2018解説

感情によって出来た世界から抜け出す

☆い年…人間の感情は生を喜び、死を恐れる。この感情に迷うのである

東京新聞TOKYO Web
平成30年9月28日から引用

人は、新しく生まれてくるものに喜びを感じ、枯れて死んでいくものに哀しみや恐れを感じます。

これは、至極当然の感情である、とお思いでしょう。

しかし、その感情は、この世界に生きているが故のもの。この世に対する希望や執着や未練がそれを思わせているのです。

物事というのは、捉え方によって全く違う姿になる、何が正しい、というよりも、何を正しいと思うか、でその人の世界というのは創られていきます。

さて、この世で生きるということについて。

命は、どうして生まれるのか、この世で何をするためなのか、そのことについて、考えてみましょう。

生まれるというのは、自分がこの世で学びたい、経験したい、という強い願いによって実現します。

この世で生きていくとは、生まれる前に立てた目標に向かい、進み学んでいくということが目的です。

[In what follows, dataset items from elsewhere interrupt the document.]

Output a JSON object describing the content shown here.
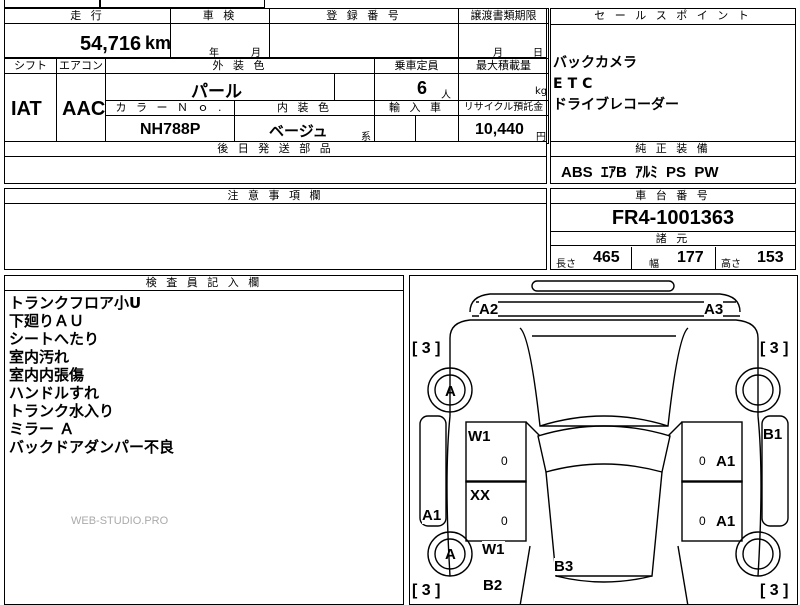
{
  "top_row": {
    "mileage_label": "走 行",
    "inspection_label": "車 検",
    "registration_label": "登 録 番 号",
    "transfer_doc_label": "譲渡書類期限",
    "mileage_value": "54,716",
    "mileage_unit": "km",
    "inspection_year_unit": "年",
    "inspection_month_unit": "月",
    "transfer_month_unit": "月",
    "transfer_day_unit": "日"
  },
  "sales_points": {
    "label": "セ ー ル ス ポ イ ン ト",
    "items": [
      "バックカメラ",
      "ETC",
      "ドライブレコーダー"
    ]
  },
  "spec_row": {
    "shift_label": "シフト",
    "aircon_label": "エアコン",
    "exterior_color_label": "外 装 色",
    "capacity_label": "乗車定員",
    "max_load_label": "最大積載量",
    "shift_value": "IAT",
    "aircon_value": "AAC",
    "exterior_color_value": "パール",
    "capacity_value": "6",
    "capacity_unit": "人",
    "max_load_unit": "kg",
    "color_no_label": "カ ラ ー Ｎ ｏ .",
    "interior_color_label": "内 装 色",
    "import_label": "輸 入 車",
    "recycle_label": "リサイクル預託金",
    "color_no_value": "NH788P",
    "interior_color_value": "ベージュ",
    "interior_color_suffix": "系",
    "recycle_value": "10,440",
    "recycle_unit": "円"
  },
  "later_parts": {
    "label": "後 日 発 送 部 品"
  },
  "genuine_equipment": {
    "label": "純 正 装 備",
    "value": "ABS  ｴｱB  ｱﾙﾐ  PS  PW"
  },
  "caution": {
    "label": "注 意 事 項 欄"
  },
  "chassis": {
    "label": "車 台 番 号",
    "value": "FR4-1001363",
    "specs_label": "諸 元",
    "length_label": "長さ",
    "length_value": "465",
    "width_label": "幅",
    "width_value": "177",
    "height_label": "高さ",
    "height_value": "153"
  },
  "inspector_notes": {
    "label": "検 査 員 記 入 欄",
    "lines": [
      "トランクフロア小U",
      "下廻りＡＵ",
      "シートへたり",
      "室内汚れ",
      "室内内張傷",
      "ハンドルすれ",
      "トランク水入り",
      "ミラー Ａ",
      "バックドアダンパー不良"
    ],
    "watermark": "WEB-STUDIO.PRO"
  },
  "diagram": {
    "tire_depth_left_front": "[ 3 ]",
    "tire_depth_right_front": "[ 3 ]",
    "tire_depth_left_rear": "[ 3 ]",
    "tire_depth_right_rear": "[ 3 ]",
    "marks": {
      "front_left_corner": "A2",
      "front_right_corner": "A3",
      "front_left_wheel": "A",
      "rear_left_wheel": "A",
      "left_front_door": "W1",
      "left_rear_door": "XX",
      "left_rocker": "A1",
      "left_rear_quarter": "W1",
      "rear_left_corner": "B2",
      "rear_center": "B3",
      "right_front_door": "A1",
      "right_rear_door": "A1",
      "right_fender": "B1"
    },
    "zero_marks": [
      "0",
      "0",
      "0",
      "0"
    ]
  }
}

そして死ぬとき、自分の人生がどうであったのか、省みるときでもあります。

もしも、生きる意味に気付き、自分の人生を全う出来たなら、死ぬときに思うのは、自分の役目をこなせて良かった、良い学びができて幸せだったということ。

死ぬときというのは、それまでの人生が誉められ、感謝され、ご苦労さまでしたと、ねぎらわれるべき瞬間なのです。

そのため、周りの人がすべきことは、いなくなった故人について嘆き悲しみ、何か出来ることはなかったかと後悔することではなく、良い人生だった、立派だった、ありがとうと、尊敬と感謝の気持ちを伝えること。

物事とは、感情によって本質が見えなくなるときがある。そして、感情によって、世界がカタチ創られてしまうことがある。

物事の本質を、常に見極めることを止めぬように。世界の真の姿を見るのです。